Знаю, моя девочка, я чувствую это как никто другой. А теперь и ты это знаешь… Понимать и ощущать куда больше, чем ты могла получить от других. Осознавать, чего ты себя лишала все эти годы. Хотеть меня и умирать от этих желаний. Сходить с ума от шокирующего факта, что это все могу тебе дать только я один.
— А теперь можешь одеть чулки и пояс… — нет это не издевка и не невидимая пощечина, нацеленная вырвать твое сознание в пределы жесткой реальности. Ты же все равно продолжаешь его чувствовать, он никуда не делся, он все еще за твоей спиной. Его пальцы до сих пор выжигают свои пульсирующие метки авторской росписи на твоей коже, оплетают сладким эфиром горькой полыни и липкой паутиной живой тьмы. Нет, он не рядом, он в тебе… и ты в нем вся.
И это не мнимое освобождение на несколько минут, чтобы дать тебе время прийти в себя и опомниться. Ты все равно подрезана, сильно, глубоко, без права вдохнуть полной грудью и вернуть себе способность анализировать следующий или предыдущий шаг — свой, его, обоюдный… Он никуда не уходит, он следит за тобой, он держит свои пальцы на твоем пульсе с прежним воздействием на твою нервную систему, регулируя подачу кислорода в твои легкие и обезболивающие анестетики в кровь. Ты бы и рада сбежать, но… только куда и как? А, главное, зачем?
Дрожь в твоих пальчиках, кажется, лишь усилилась, с панической асфиксией в пережатом горле. Ты делаешь все возможное, чтобы не оборачиваться, словно хватаешься за эти ускользающие секунды, как за спасительные тросы отрезвляющей действительности, наивно убеждая себя, что способна вырваться из этого удушающего тлена раньше, чем он успеет сделать к тебе свой последующий шаг. Неуместная стыдливость с беспомощной зажатостью в каждом члене нагого тела… Ты не понимаешь, почему так спешишь скрыть от него свою наготу, когда изнываешь от столь откровенного вожделения — раскрыться окончательно и вымолить долгожданную награду, признать свое полное поражение на коленях, в слезах, в унизительных позах, только чтобы он снизошел к твоим мольбам, и ослабил хватку хоть на миг.
Ты и сейчас сдерживаешься изо всех нереальных сил, чтобы не разрыдаться, тем более на его глазах, чувствуя себя куда обнаженней, чем это вообще возможно. Ведь ему не надо, в отличие от тебя прятать своего взгляда и притворяться, будто он тебя не замечает. В том-то и дело, теперь ты для него центральный объект изучения номер один в этой комнате, и все что ему сейчас не хватает, так это рассесться в глубоком кожаном кресле, зажать в расслабленных пальцах руки бокал с бренди и не сводить с тебя пустого, сканирующего взгляда. И не важно, что ты чувствовала его эрекцию куда острее собственного убивающего возбуждения. Это-то как раз тебя больше всего и выбивало, доводило до исступления, выкручивало сознание с осмыслением происходящего буквально на изнанку. Ты не понимала, что происходит. И как ему до сих пор и все это время удается себя сдерживать?

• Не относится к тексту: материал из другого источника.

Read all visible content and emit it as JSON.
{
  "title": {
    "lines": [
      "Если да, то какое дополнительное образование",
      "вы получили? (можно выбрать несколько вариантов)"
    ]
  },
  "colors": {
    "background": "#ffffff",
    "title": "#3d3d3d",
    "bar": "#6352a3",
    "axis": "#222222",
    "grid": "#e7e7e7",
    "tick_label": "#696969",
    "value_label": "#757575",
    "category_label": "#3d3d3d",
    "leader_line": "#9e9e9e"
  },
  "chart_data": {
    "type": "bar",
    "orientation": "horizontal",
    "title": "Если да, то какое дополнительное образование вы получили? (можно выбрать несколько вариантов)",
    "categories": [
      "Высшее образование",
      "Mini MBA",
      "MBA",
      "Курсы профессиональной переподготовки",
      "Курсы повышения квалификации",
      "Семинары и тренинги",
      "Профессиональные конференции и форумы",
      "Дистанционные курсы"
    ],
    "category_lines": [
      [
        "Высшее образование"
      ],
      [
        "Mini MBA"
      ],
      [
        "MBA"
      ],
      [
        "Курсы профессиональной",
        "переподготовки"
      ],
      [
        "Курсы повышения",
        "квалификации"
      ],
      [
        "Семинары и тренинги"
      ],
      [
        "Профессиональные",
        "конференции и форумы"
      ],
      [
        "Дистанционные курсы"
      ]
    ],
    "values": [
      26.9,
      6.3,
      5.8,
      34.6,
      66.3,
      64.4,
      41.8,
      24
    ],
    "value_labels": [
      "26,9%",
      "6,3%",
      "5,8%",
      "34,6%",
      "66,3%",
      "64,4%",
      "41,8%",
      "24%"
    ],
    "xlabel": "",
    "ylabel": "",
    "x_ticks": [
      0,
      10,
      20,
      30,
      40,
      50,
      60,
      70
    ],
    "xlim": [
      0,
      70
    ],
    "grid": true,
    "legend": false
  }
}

Зачем он это делает? Для чего? Чтобы окончательно свести тебя с ума?
Или именно так проще всего наслаждаться своим триумфом? Видеть тебя насквозь, чувствовать порывы твоего тела, знать, насколько ты подрезана, беззащитна и… возбуждена и лишь играться этим кончиками своих пальцев? Тебе бы было проще, чтобы он распял тебя прямо на этом полу и сделал то, о чем мечтал все эти годы — разорвал буквально, до крови, до рваных ран, до безобразных гематом и глубоких царапин… Только так бы тебе стало легче, да? Пусть до настоящей физической боли, но не так, как он проделывал все последние дни и особенно сейчас.

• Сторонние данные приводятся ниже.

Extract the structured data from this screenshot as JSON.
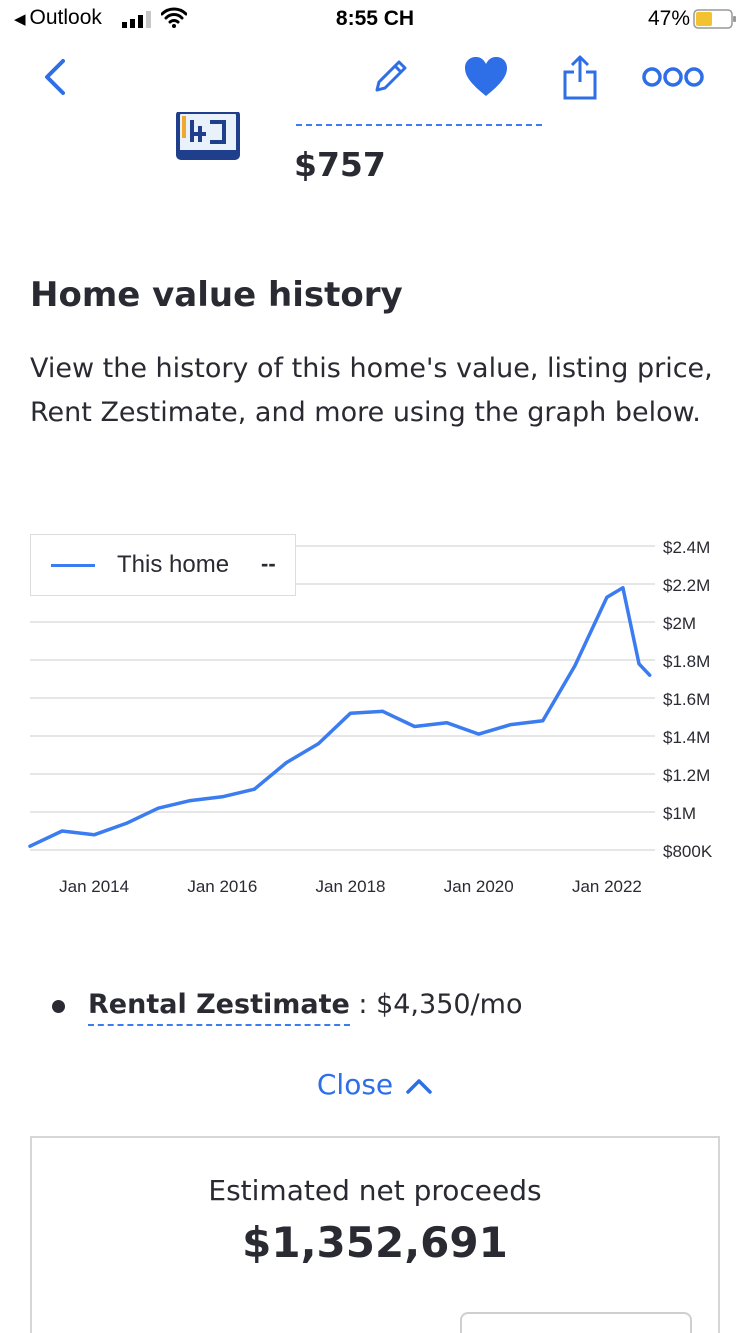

И теперь тебе приходиться дрожать, сжиматься, сходить с ума и делать все возможное, чтобы он не дай бог не заподозрил, как же тебе сейчас страшно и до какого невероятного предела ты всем этим возбуждена. Сжимая бедра, изворачиваясь и выбирая такие ракурсы, чтобы он не увидел самых откровенных зон твоего воспаленного тела. Ты и вправду надеешься, будто он не знает, насколько ты уже готова, и как блестят твои половые губки с разбухшими складочками вульвы от внутренних соков твоей все еще спускающей киски?